Senate Majority Leader Chuck Schumer and nearly two dozen Democrats called on the Justice Department Thursday to investigate the oil and gas industry over allegations of price-fixing.
The senators pointed to an investigation by US antitrust authorities into a high-profile merger that concluded there was evidence of anticompetitive practice by oil executives to boost fuel costs for Americans.
"These reports are alarming and lend credence to the fear that corporate avarice is keeping prices artificially high," Democrats wrote in a letter to Attorney General Merrick Garland.
Schumer and his colleagues urged Garland to "use every tool" to prevent and prosecute price-fixing, which they said may have increased gasoline, diesel, heating oil and jet fuel costs "in a way that has materially harmed virtually every American household and business."
The letter came with Democrats escalating a confrontation with so-called "Big Oil" over high prices and greenhouse gas emissions as the presidential election looms in November.
The Federal Trade Commission earlier in May approved ExxonMobil's $60 billion acquisition of leading Texas oil producer Pioneer Natural Resources -- but accused Pioneer CEO Scott Sheffield of colluding with the OPEC+ group of countries to boost prices.

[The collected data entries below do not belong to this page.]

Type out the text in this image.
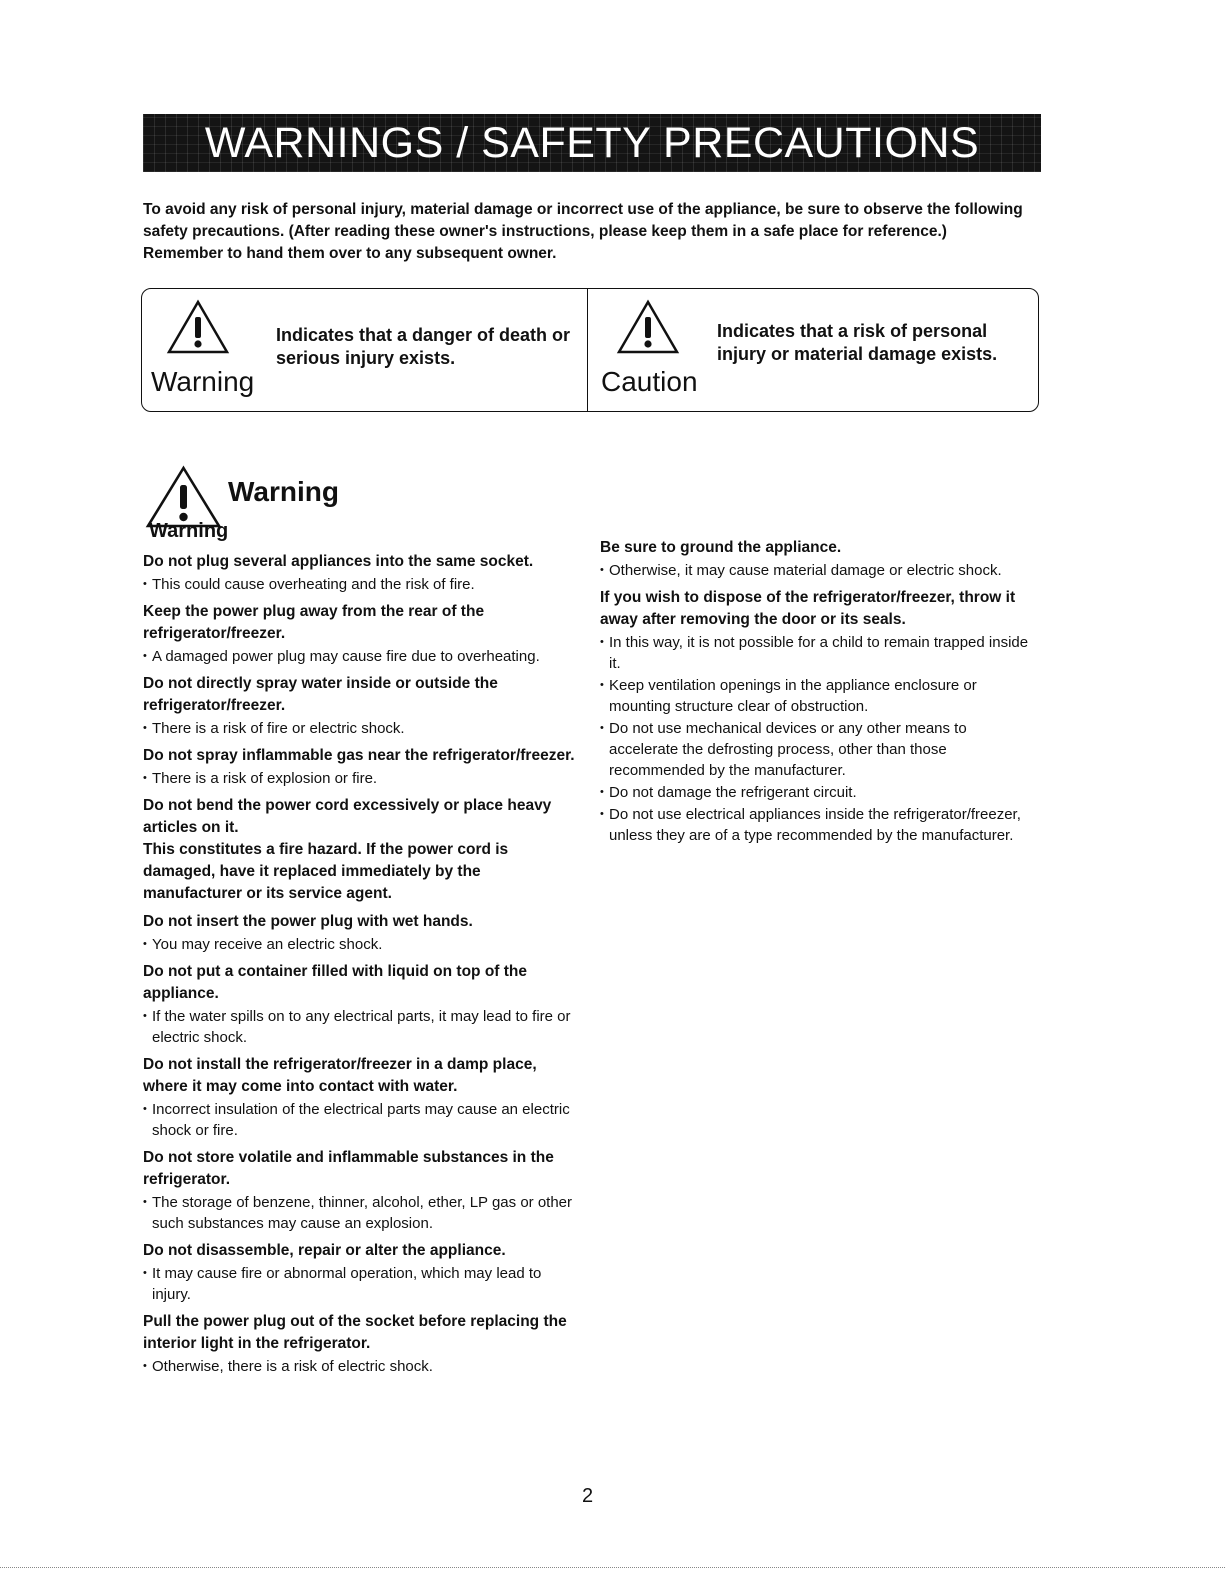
WARNINGS / SAFETY PRECAUTIONS

To avoid any risk of personal injury, material damage or incorrect use of the appliance, be sure to observe the following safety precautions. (After reading these owner's instructions, please keep them in a safe place for reference.) Remember to hand them over to any subsequent owner.

Warning
Indicates that a danger of death or serious injury exists.
Caution
Indicates that a risk of personal injury or material damage exists.
Warning
Warning

Do not plug several appliances into the same socket.

• This could cause overheating and the risk of fire.

Keep the power plug away from the rear of the refrigerator/freezer.

• A damaged power plug may cause fire due to overheating.

Do not directly spray water inside or outside the refrigerator/freezer.

• There is a risk of fire or electric shock.

Do not spray inflammable gas near the refrigerator/freezer.

• There is a risk of explosion or fire.

Do not bend the power cord excessively or place heavy articles on it.

This constitutes a fire hazard. If the power cord is damaged, have it replaced immediately by the manufacturer or its service agent.

Do not insert the power plug with wet hands.

• You may receive an electric shock.

Do not put a container filled with liquid on top of the appliance.

• If the water spills on to any electrical parts, it may lead to fire or electric shock.

Do not install the refrigerator/freezer in a damp place, where it may come into contact with water.

• Incorrect insulation of the electrical parts may cause an electric shock or fire.

Do not store volatile and inflammable substances in the refrigerator.

• The storage of benzene, thinner, alcohol, ether, LP gas or other such substances may cause an explosion.

Do not disassemble, repair or alter the appliance.

• It may cause fire or abnormal operation, which may lead to injury.

Pull the power plug out of the socket before replacing the interior light in the refrigerator.

• Otherwise, there is a risk of electric shock.

Be sure to ground the appliance.

• Otherwise, it may cause material damage or electric shock.

If you wish to dispose of the refrigerator/freezer, throw it away after removing the door or its seals.

• In this way, it is not possible for a child to remain trapped inside it.
• Keep ventilation openings in the appliance enclosure or mounting structure clear of obstruction.
• Do not use mechanical devices or any other means to accelerate the defrosting process, other than those recommended by the manufacturer.
• Do not damage the refrigerant circuit.
• Do not use electrical appliances inside the refrigerator/freezer, unless they are of a type recommended by the manufacturer.
2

Regulators pointed to multiple private conversations and hundreds of text messages between Sheffield and OPEC officials in which the CEO discussed pricing and production, and assured them that Pioneer as working to keep supply low.
Schumer and his colleagues argued that industry collusion may have contributed to sharply lowering US oil production, boosting gas prices by 94 cents a gallon since the pandemic hit.

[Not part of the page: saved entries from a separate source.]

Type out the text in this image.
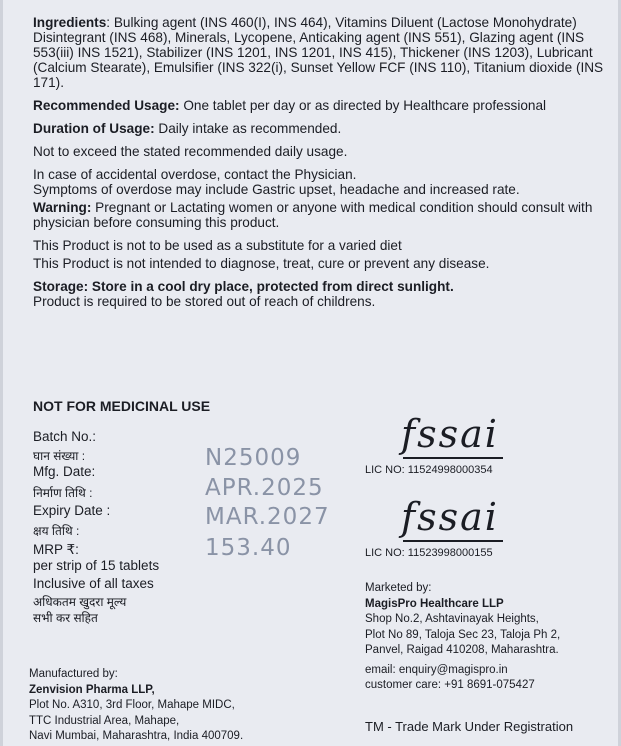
Ingredients: Bulking agent (INS 460(I), INS 464), Vitamins Diluent (Lactose Monohydrate) Disintegrant (INS 468), Minerals, Lycopene, Anticaking agent (INS 551), Glazing agent (INS 553(iii) INS 1521), Stabilizer (INS 1201, INS 1201, INS 415), Thickener (INS 1203), Lubricant (Calcium Stearate), Emulsifier (INS 322(i), Sunset Yellow FCF (INS 110), Titanium dioxide (INS 171).

Recommended Usage: One tablet per day or as directed by Healthcare professional

Duration of Usage: Daily intake as recommended.

Not to exceed the stated recommended daily usage.

In case of accidental overdose, contact the Physician.

Symptoms of overdose may include Gastric upset, headache and increased rate.

Warning: Pregnant or Lactating women or anyone with medical condition should consult with physician before consuming this product.

This Product is not to be used as a substitute for a varied diet

This Product is not intended to diagnose, treat, cure or prevent any disease.

Storage: Store in a cool dry place, protected from direct sunlight.

Product is required to be stored out of reach of childrens.

NOT FOR MEDICINAL USE
Batch No.:
घान संख्या :
Mfg. Date:
निर्माण तिथि :
Expiry Date :
क्षय तिथि :
MRP ₹:
per strip of 15 tablets
Inclusive of all taxes
अधिकतम खुदरा मूल्य
सभी कर सहित
N25009
APR.2025
MAR.2027
153.40
fssai
LIC NO: 11524998000354
fssai
LIC NO: 11523998000155
Marketed by:
MagisPro Healthcare LLP
Shop No.2, Ashtavinayak Heights,
Plot No 89, Taloja Sec 23, Taloja Ph 2,
Panvel, Raigad 410208, Maharashtra.
email: enquiry@magispro.in
customer care: +91 8691-075427
Manufactured by:
Zenvision Pharma LLP,
Plot No. A310, 3rd Floor, Mahape MIDC,
TTC Industrial Area, Mahape,
Navi Mumbai, Maharashtra, India 400709.
TM - Trade Mark Under Registration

"That means Pioneer's and its co-conspirators' collusion may have cost the average American household up to $500 per car in increased annual fuel costs -- an unwelcome tax that is particularly burdensome for lower-income families," they said.
The FTC banned Sheffield from serving on Exxon's board following the takeover but the senators said that "only the DOJ can prosecute and fully redress the alleged anticompetitive behavior in the oil sector."
Price fixing findings can carry penalties of up to $1 million and 10 years in prison for individuals and $100 million for companies.
Sheffield's lawyers wrote in a federal filing earlier this week that the FTC's case was built on a "false narrative about these statements and a farfetched interpretation of the applicable statutes."
"This document lays out in detail why the FTC is wrong to imply that I ever engaged in, promoted or even suggested any form of anti-competitive behavior," Sheffield said in a statement.
"It also shows how publicly and unjustifiably vilifying me will have a chilling effect on the ability of business leaders in any sector of our economy to address shareholder demands and to exercise their constitutionally protected right to advocate for their industries."
Pioneer said the FTC's complaint reflected a "fundamental misunderstanding of the US and global oil markets" and that Sheffield was motivated by strengthening the position of domestic energy producers to enhance US energy security.